Stage 1: Outline 1—formulate an outline for your discussion
 State the work’s title and author
 State your working thesis
 Include at least 3 points to support your claim
 See the outline template on Blackboard to use as the foundation of this stage of the essay

Stage 2: Journal 2—respond to and revise your outline


 Download your outline feedback from Blackboard
 Review the notes and revise accordingly

Stage 3: Draft 1—develop your outline into a working draft


 Check for Journal 2 feedback
 State your work’s title and author and underline your working thesis
 Develop at least 2 body paragraphs (375 words minimum) with underlined topic sentences
 Include relevant quotes from the text and in-text citations—highlight/color them blue

Stage 4: Essay 1—continue developing your discussion and put on finishing touches
 Check for Draft 1 feedback
 Introduction paragraph states the author and title and includes your underlined thesis
 Support your discussion with valid points; underline your topic sentences
 Include relevant quotes from the text and in-text citations—highlight/color them blue
 Conclusion paragraph and separate Work Cited page
 750 words minimum (your works cited does not contribute; essays with less than 750 words will be
returned to you for resubmission and will be subjected to late penalties)
 See the MLA Handbook for standard formatting requirements and other guidelines
 Use no sources other than the literature—do not use anyone else’s opinions or ideas, cited or
uncited (please note that class discussion is now considered your knowledge and is therefore free game
but reading anything on the web is not).
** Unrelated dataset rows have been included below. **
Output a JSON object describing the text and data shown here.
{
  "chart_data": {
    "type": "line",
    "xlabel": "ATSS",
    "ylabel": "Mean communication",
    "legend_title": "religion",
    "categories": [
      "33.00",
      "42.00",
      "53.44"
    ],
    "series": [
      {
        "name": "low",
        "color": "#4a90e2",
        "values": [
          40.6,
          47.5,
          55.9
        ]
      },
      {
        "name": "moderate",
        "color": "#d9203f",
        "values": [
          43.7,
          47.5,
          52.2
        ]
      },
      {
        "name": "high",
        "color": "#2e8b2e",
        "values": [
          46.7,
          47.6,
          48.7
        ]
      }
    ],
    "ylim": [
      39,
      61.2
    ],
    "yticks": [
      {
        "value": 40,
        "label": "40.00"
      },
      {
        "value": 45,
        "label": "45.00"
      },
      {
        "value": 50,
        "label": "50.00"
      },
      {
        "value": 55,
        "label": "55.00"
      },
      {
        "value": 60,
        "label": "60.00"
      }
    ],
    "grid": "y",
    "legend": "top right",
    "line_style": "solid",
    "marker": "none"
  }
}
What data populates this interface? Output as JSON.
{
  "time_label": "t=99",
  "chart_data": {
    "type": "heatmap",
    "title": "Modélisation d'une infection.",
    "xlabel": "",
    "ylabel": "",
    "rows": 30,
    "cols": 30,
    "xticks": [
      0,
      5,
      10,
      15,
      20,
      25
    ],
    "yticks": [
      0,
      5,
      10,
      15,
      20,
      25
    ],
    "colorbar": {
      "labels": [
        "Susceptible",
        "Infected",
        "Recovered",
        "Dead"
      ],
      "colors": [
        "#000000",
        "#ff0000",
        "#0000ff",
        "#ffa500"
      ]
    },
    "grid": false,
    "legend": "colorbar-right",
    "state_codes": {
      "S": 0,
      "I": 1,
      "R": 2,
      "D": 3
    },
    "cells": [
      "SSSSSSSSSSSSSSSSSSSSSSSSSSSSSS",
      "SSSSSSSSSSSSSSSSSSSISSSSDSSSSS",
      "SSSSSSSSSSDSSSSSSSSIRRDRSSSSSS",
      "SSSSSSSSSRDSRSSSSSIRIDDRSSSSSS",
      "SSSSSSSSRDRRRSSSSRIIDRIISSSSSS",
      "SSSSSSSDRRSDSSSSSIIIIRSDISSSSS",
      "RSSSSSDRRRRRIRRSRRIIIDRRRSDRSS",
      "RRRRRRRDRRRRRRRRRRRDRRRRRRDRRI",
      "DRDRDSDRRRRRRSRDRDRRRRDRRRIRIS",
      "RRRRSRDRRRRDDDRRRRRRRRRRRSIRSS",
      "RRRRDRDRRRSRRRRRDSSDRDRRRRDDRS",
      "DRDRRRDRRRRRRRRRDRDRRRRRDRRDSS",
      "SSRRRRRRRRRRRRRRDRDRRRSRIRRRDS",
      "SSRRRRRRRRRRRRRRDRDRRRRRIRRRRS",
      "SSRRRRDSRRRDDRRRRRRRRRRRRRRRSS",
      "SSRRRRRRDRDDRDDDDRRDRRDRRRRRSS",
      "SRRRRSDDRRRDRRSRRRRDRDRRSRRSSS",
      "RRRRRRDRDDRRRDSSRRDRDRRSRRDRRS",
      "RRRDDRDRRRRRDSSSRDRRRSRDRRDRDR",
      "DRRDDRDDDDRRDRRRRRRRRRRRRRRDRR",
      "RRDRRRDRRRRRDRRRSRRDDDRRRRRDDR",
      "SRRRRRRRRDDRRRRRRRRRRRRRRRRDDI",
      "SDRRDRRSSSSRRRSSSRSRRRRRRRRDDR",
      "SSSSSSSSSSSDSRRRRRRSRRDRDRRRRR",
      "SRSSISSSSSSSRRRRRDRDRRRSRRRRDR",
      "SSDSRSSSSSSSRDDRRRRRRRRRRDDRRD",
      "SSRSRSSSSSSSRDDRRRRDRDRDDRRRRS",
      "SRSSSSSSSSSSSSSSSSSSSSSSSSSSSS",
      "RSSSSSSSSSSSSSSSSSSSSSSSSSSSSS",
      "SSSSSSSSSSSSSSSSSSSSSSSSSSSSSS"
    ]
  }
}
Any use of outside sources (cited or otherwise) will be
considered a failure to follow directions and will result in a failing grade.

Stage 5: Journal 3—revise


 Check Essay 1 for feedback
 Evaluate each notation/highlight and make changes
 Note: be sure to revise fully and take all notations into consideration—not just for this assignment
but also for future ones (what corrections or resolutions should carry into new projects?)